10 internet of things success stories

10 internet of things success storiesThe Internet of Things (IoT) is beginning to have a profound effect on businesses and business models. From government, to utilities, to transport and logistics, IoT is changing industries. Here are organizations from five verticals undergoing transformation because of IoT technologies.


The IoT is transforming municipal life through a number of smart city initiatives.

"Cities and city leaders are thinking more holistically about different uses of technology that are integrated and bringing different aspects of the city together into a unified whole," said Tim Herbert, senior vice president, research and market intelligence, at nonprofit trade association CompTIA.

"Improved decision-making made possible through new or better streams of data ranks as the highest perceived benefit," Herbert added.

A few key examples of smart cities initiatives include the following:

·       Water management. The city of Houston was recently losing about 15 billion gallons of water per year (about 15% of its water) from leaky pipes. It embedded sensors and intelligent pump control systems, allowing it to better regulate the flow of water and identify issues. Similar smart cities solutions could include: water quality, irrigation, storm water runoff, flooding and household water management.

·       Energy conservation. The New York State Energy Research and Development Authority (NYSERDA) has announced its new Real Time Energy Management (RTEM) program, which uses sensors, smart meters and big data analytics to optimize the energy usage of commercial buildings. New York State and utilities in the region are also working to upgrade the power grid.

·       Transportation. Columbus, Ohio, recent winner of the U.S. Department of Transportation's Smart City Challenge, is using part of its $40 million prize to deploy electric self-driving shuttles operating in conjunction with a new rapid transit center. CompTIA said the system will enable better vehicle-to-vehicle data exchange and communication with traffic signals and other transportation infrastructure.

·       Public safety. Copenhagen, Denmark, has replaced more than half its street lights with energy-efficient smart LED lights. Sensors and connectivity to the city's network enable auto-dimming based on time of day or the presence of a full moon, and the ability to increase brightness when they sense walkers or bikers. Related public safety smart cities projects could include video surveillance systems with advanced analytics, forest fire fighting drones and incident reporting and monitoring systems for citizens.

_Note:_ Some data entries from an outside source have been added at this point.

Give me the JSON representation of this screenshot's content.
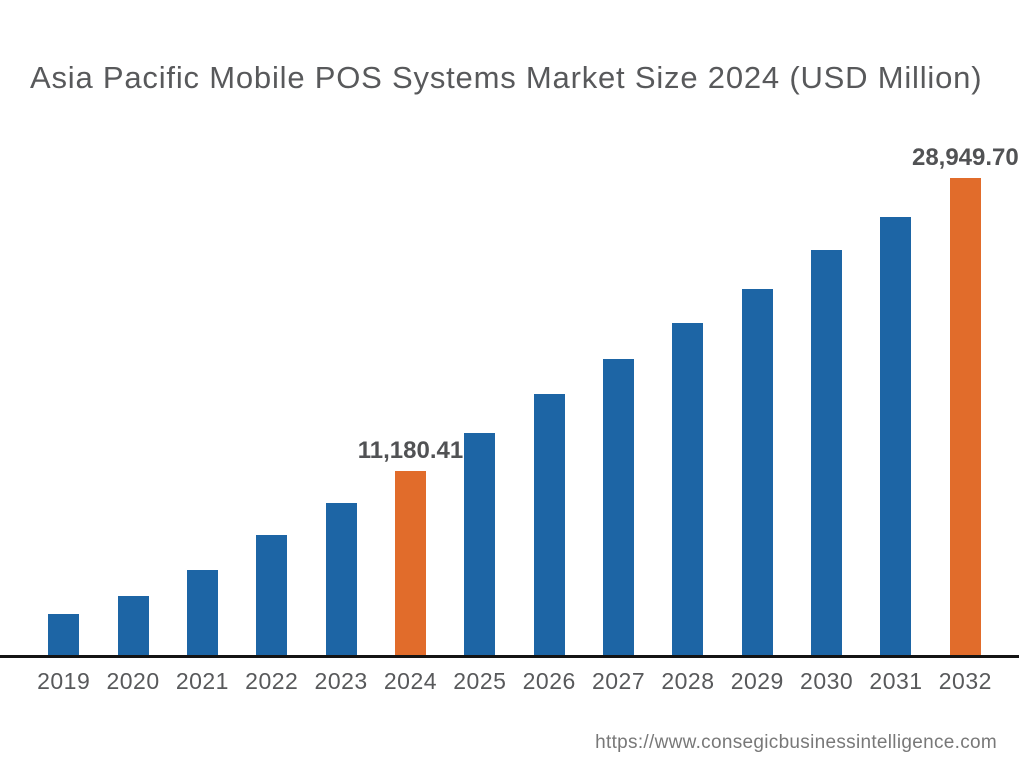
{
  "header": {
    "title": "Asia Pacific Mobile POS Systems Market Size 2024 (USD Million)"
  },
  "footer": {
    "source_url": "https://www.consegicbusinessintelligence.com"
  },
  "chart_data": {
    "type": "bar",
    "title": "Asia Pacific Mobile POS Systems Market Size 2024 (USD Million)",
    "categories": [
      "2019",
      "2020",
      "2021",
      "2022",
      "2023",
      "2024",
      "2025",
      "2026",
      "2027",
      "2028",
      "2029",
      "2030",
      "2031",
      "2032"
    ],
    "values": [
      2465,
      3610,
      5160,
      7280,
      9230,
      11180.41,
      13450,
      15845,
      17985,
      20130,
      22205,
      24600,
      26555,
      28949.7
    ],
    "bar_labels": [
      "",
      "",
      "",
      "",
      "",
      "11,180.41",
      "",
      "",
      "",
      "",
      "",
      "",
      "",
      "28,949.70"
    ],
    "highlighted_categories": [
      "2024",
      "2032"
    ],
    "colors": {
      "bar": "#1d65a5",
      "highlight": "#e16c2b",
      "value_label": "#515254",
      "axis_label": "#58595b",
      "axis_line": "#141414",
      "title": "#58595b",
      "source_url": "#787878"
    },
    "xlabel": "",
    "ylabel": "",
    "ylim": [
      0,
      28949.7
    ],
    "grid": false,
    "legend": false
  }
}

·       Environment. CITISENSE, a consortium of 14 European nations, is deploying a network of “citizen observatories” to monitor air quality through wearable sensors. CompTIA noted similar crowdsourcing approaches are underway in Beijing and several other cities.

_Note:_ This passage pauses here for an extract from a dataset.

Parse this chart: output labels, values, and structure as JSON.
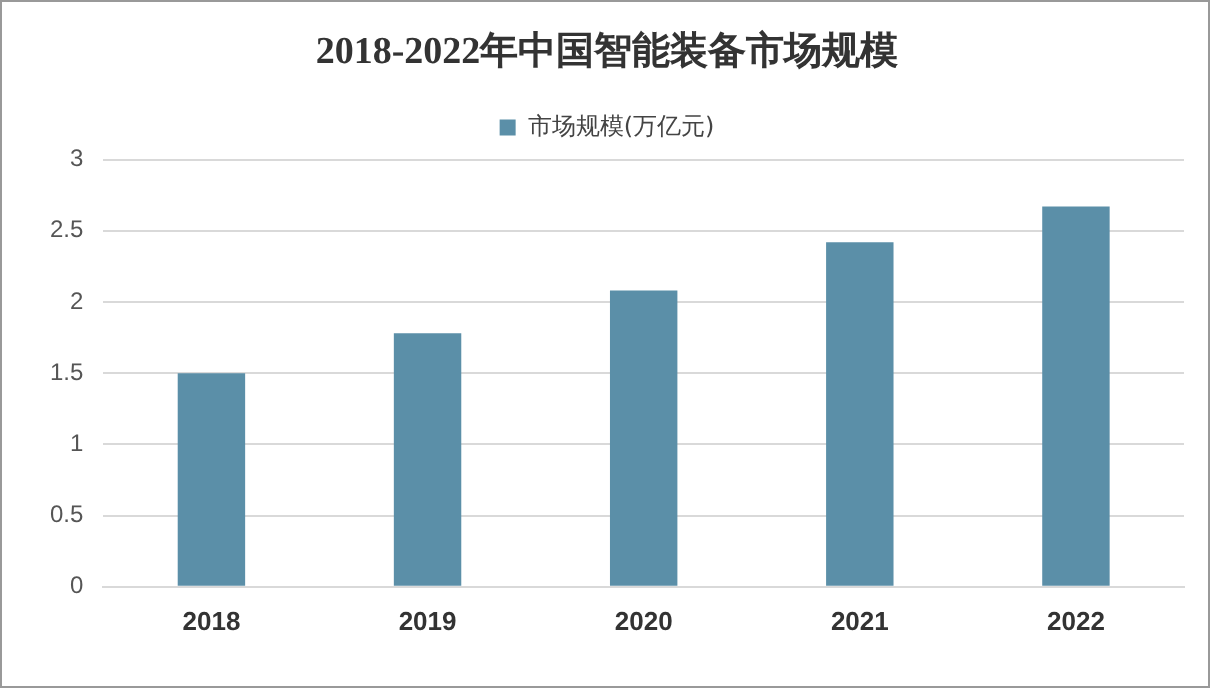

For decades, energy utilities in the U.S. have followed a common model: big, centralized power plants and high-voltage transmission lines that send power to substations which then distribute that power to homes and businesses. But the IoT may change the energy utility playbook.

Those big power plants and high-voltage transmission lines are still part of the equation, but so are community solar power, wind farms, microgrids, battery storage and more. Connecting these technologies to the existing grid—handling settlements in an enclosed market, linking up transactions between energy producers and buyers (perhaps via blockchain technology)—requires a serious IT overhaul.